The study's lead author, David Weir, who is among the witnesses for Wednesday's hearing, has said the results show the topic is worth further study but they do not prove a link between playing football and later mental troubles.
"We have directed Dr. Weir to contact in a confidential manner those 56 former players and their families who reported memory problems to see if they are receiving 88 Plan funding and offer them the opportunity to have follow-up medical work done at our expense," Goodell said. "That process has already begun."
Goodell said the health and welfare of all members of the "NFL family, particularly our retired players," is important to him. "Since becoming commissioner, I can think of no single issue to which I have devoted as much time and attention."
As for head injuries specifically, he said medical considerations must always trump competitive ones, and that the league has established a toll-free hot line for players if they believe they're being pressured to return to the field before fully recovering from a concussion or other head injury.

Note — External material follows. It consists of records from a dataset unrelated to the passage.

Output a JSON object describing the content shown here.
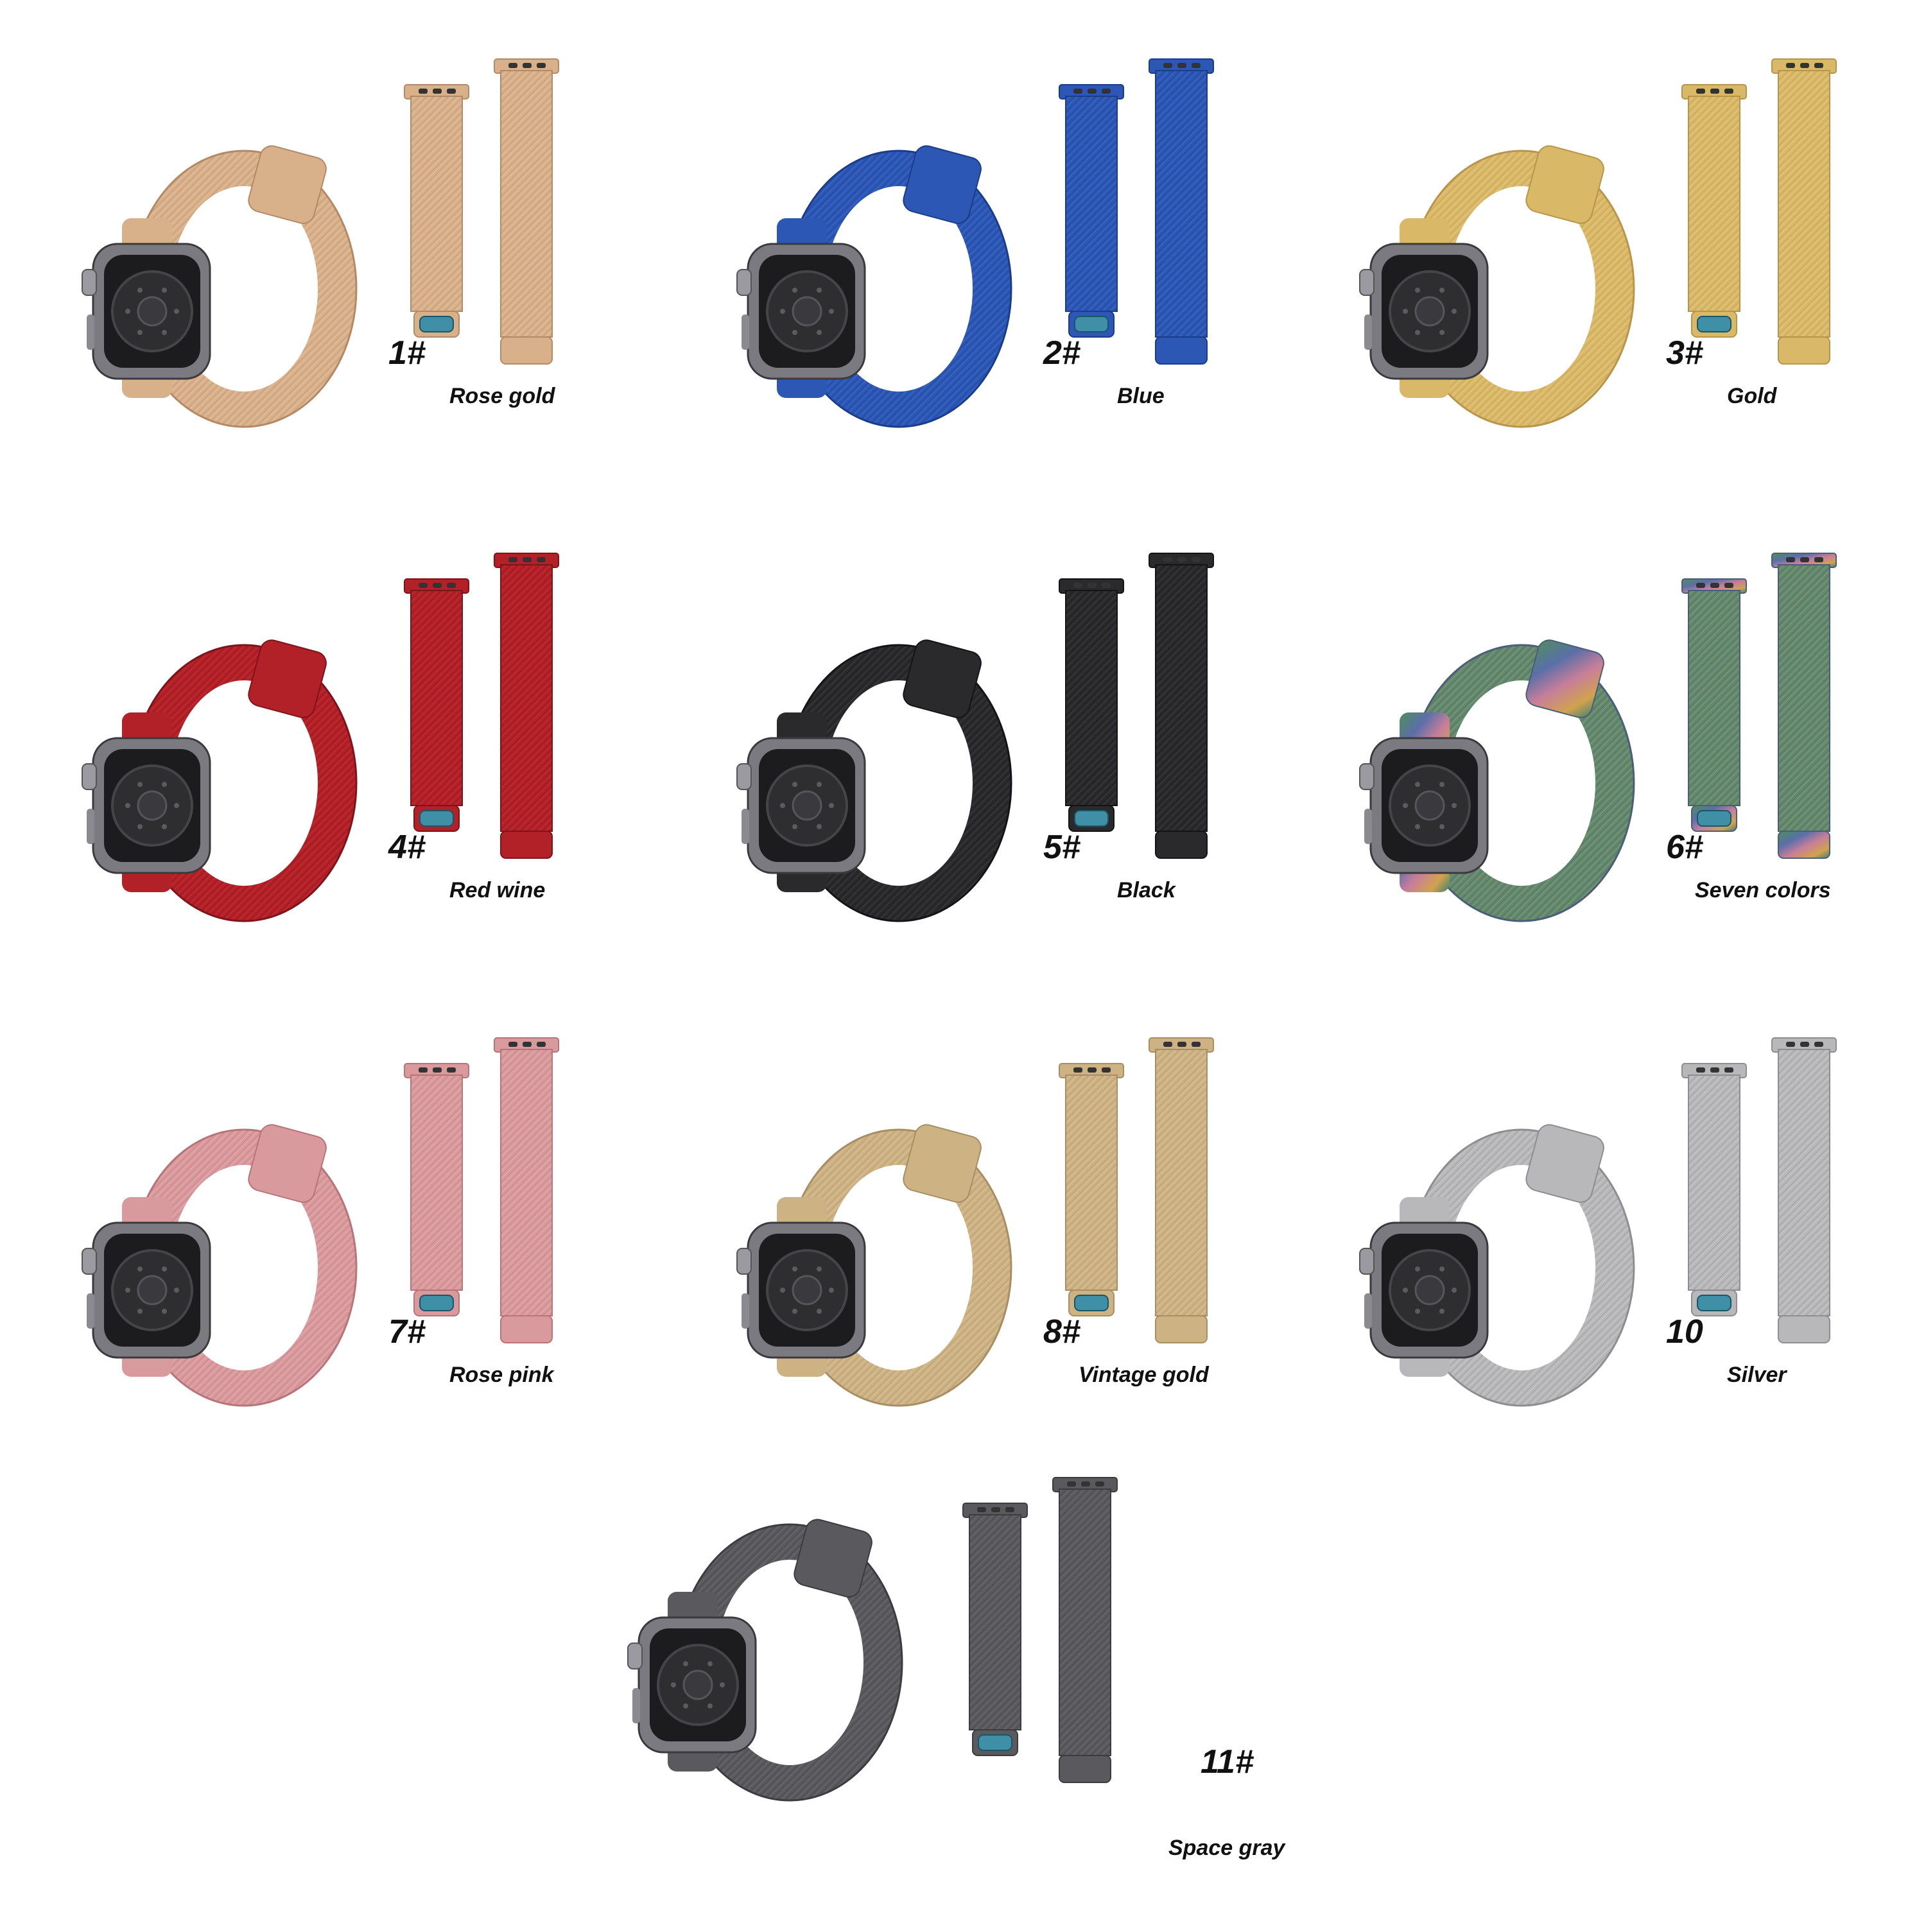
{
  "variants": [
    {
      "number": "1#",
      "name": "Rose gold",
      "colors": {
        "base": "#D8B08A",
        "dark": "#B48A66",
        "light": "#EBCFB2"
      }
    },
    {
      "number": "2#",
      "name": "Blue",
      "colors": {
        "base": "#2C57B5",
        "dark": "#1B3C8A",
        "light": "#4A78D6"
      }
    },
    {
      "number": "3#",
      "name": "Gold",
      "colors": {
        "base": "#D9B868",
        "dark": "#B8954A",
        "light": "#ECD596"
      }
    },
    {
      "number": "4#",
      "name": "Red wine",
      "colors": {
        "base": "#B32128",
        "dark": "#7E141A",
        "light": "#D9343A"
      }
    },
    {
      "number": "5#",
      "name": "Black",
      "colors": {
        "base": "#2A2A2C",
        "dark": "#141416",
        "light": "#48484C"
      }
    },
    {
      "number": "6#",
      "name": "Seven colors",
      "colors": {
        "base": "#5E8A6E",
        "dark": "#4A5E7A",
        "light": "#C89A5A"
      }
    },
    {
      "number": "7#",
      "name": "Rose pink",
      "colors": {
        "base": "#D99A9E",
        "dark": "#B87478",
        "light": "#EDB8BA"
      }
    },
    {
      "number": "8#",
      "name": "Vintage gold",
      "colors": {
        "base": "#CDB284",
        "dark": "#A88E62",
        "light": "#E2CDA6"
      }
    },
    {
      "number": "10",
      "name": "Silver",
      "colors": {
        "base": "#B8B8BA",
        "dark": "#8E8E92",
        "light": "#D4D4D6"
      }
    },
    {
      "number": "11#",
      "name": "Space gray",
      "colors": {
        "base": "#5A5A5E",
        "dark": "#3C3C40",
        "light": "#78787C"
      }
    }
  ]
}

"All return-to-play decisions are made by doctors and doctors only," the commissioner said. "The decision to return to the game is not made by coaches. Not by players. Not by teammates."
He also pointed to changes in rules aimed at reducing contact to the head and neck, the development of improved helmets, research and education.

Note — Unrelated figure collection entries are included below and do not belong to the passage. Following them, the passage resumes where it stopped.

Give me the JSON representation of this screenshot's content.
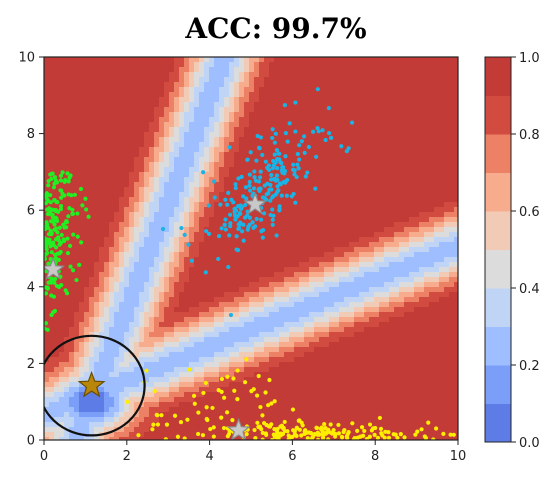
{
  "chart_data": {
    "type": "scatter",
    "title": "ACC: 99.7%",
    "xlabel": "",
    "ylabel": "",
    "xlim": [
      0,
      10
    ],
    "ylim": [
      0,
      10
    ],
    "xticks": [
      "0",
      "2",
      "4",
      "6",
      "8",
      "10"
    ],
    "yticks": [
      "0",
      "2",
      "4",
      "6",
      "8",
      "10"
    ],
    "grid": false,
    "colorbar": {
      "range": [
        0.0,
        1.0
      ],
      "ticks": [
        "0.0",
        "0.2",
        "0.4",
        "0.6",
        "0.8",
        "1.0"
      ],
      "colormap": "coolwarm",
      "levels": [
        0.0,
        0.1,
        0.2,
        0.3,
        0.4,
        0.5,
        0.6,
        0.7,
        0.8,
        0.9,
        1.0
      ],
      "colors": [
        "#5d7ce6",
        "#7b9ff9",
        "#9ebeff",
        "#c0d4f5",
        "#dddcdc",
        "#f2cbb7",
        "#f7ac8e",
        "#ec8165",
        "#d24b40",
        "#c23b36"
      ]
    },
    "background_contour": "classifier probability, high (~1.0) everywhere except low-valued bands along three cluster directions, lowest near (1.2, 1.2)",
    "series": [
      {
        "color": "#1ab3e6",
        "center": [
          5.3,
          6.6
        ],
        "direction": "diagonal up-right",
        "x_range": [
          2.5,
          8.2
        ],
        "y_range": [
          2.3,
          9.6
        ]
      },
      {
        "color": "#ffee00",
        "center": [
          6.0,
          0.3
        ],
        "direction": "along x-axis",
        "x_range": [
          2.0,
          10.0
        ],
        "y_range": [
          0.0,
          2.6
        ]
      },
      {
        "color": "#22ee22",
        "center": [
          0.3,
          5.6
        ],
        "direction": "along y-axis",
        "x_range": [
          0.0,
          2.7
        ],
        "y_range": [
          2.5,
          7.0
        ]
      }
    ],
    "centroids": [
      {
        "x": 5.1,
        "y": 6.15,
        "color": "#c8c8c8"
      },
      {
        "x": 4.7,
        "y": 0.25,
        "color": "#c8c8c8"
      },
      {
        "x": 0.22,
        "y": 4.45,
        "color": "#c8c8c8"
      },
      {
        "x": 1.15,
        "y": 1.42,
        "color": "#b8860b"
      }
    ],
    "circle": {
      "cx": 1.15,
      "cy": 1.42,
      "rx": 1.28,
      "ry": 1.3,
      "color": "#111111"
    }
  }
}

The new head of the NFL Players Association, DeMaurice Smith, said in his prepared remarks, also obtained by the AP, that the union "has not done its best in this area. We will do better."

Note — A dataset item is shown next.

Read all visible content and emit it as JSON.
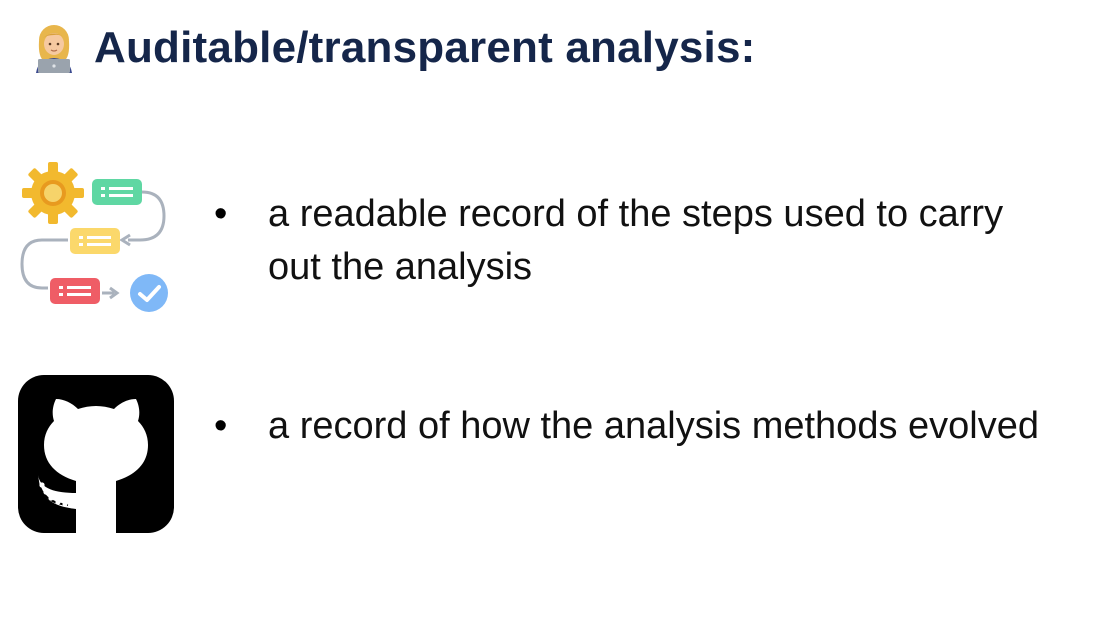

But he also criticized the NFL for diminishing studies that showed a connection between football injuries and post-career mental illness. Smith promised that the union's new concussion and traumatic brain injury committee will act as a "superconductor to commission, evaluate, follow and disseminate ongoing research."
On Tuesday, Smith told reporters that while his union has differences with the NFL over how to address head injuries suffered during football games, "This is not a battle between us and the league." He also credited the NFL for doing a "tremendous job" to improve player safety in the past five years.
Other witnesses expected to testify included Rep. Bill Pascrell, a New Jersey Democrat and co-chairman of the Congressional Brain Injury Task Force; medical experts and former players, including former New York Giants running back Tiki Barber.
Among the medical experts on the witness list are researchers from the Boston University School of Medicine's Center for the Study of Traumatic Encephalopathy, who announced last week that a football player who never competed beyond the college level suffered from a degenerative brain disease previously discovered in former NFL players.
It was the first time an advanced case of chronic traumatic encephalopathy was found in a player who did not advance past the college game, suggesting athletes could be at risk for CTE even if they don't play professionally. CTE, originally found in boxers, is caused by repetitive trauma to the brain, with similar symptoms to Alzheimer's disease.
Chris Nowinski, co-director of the Boston University center, planned to make a series of proposals at Wednesday's hearing, "to save football." Nowinski, a defensive tackle at Harvard University and former professional wrestler, suffered six concussions that he "can remember" between the ages of 19 and 23.
The proposals will be focused on youth, high school and college sports.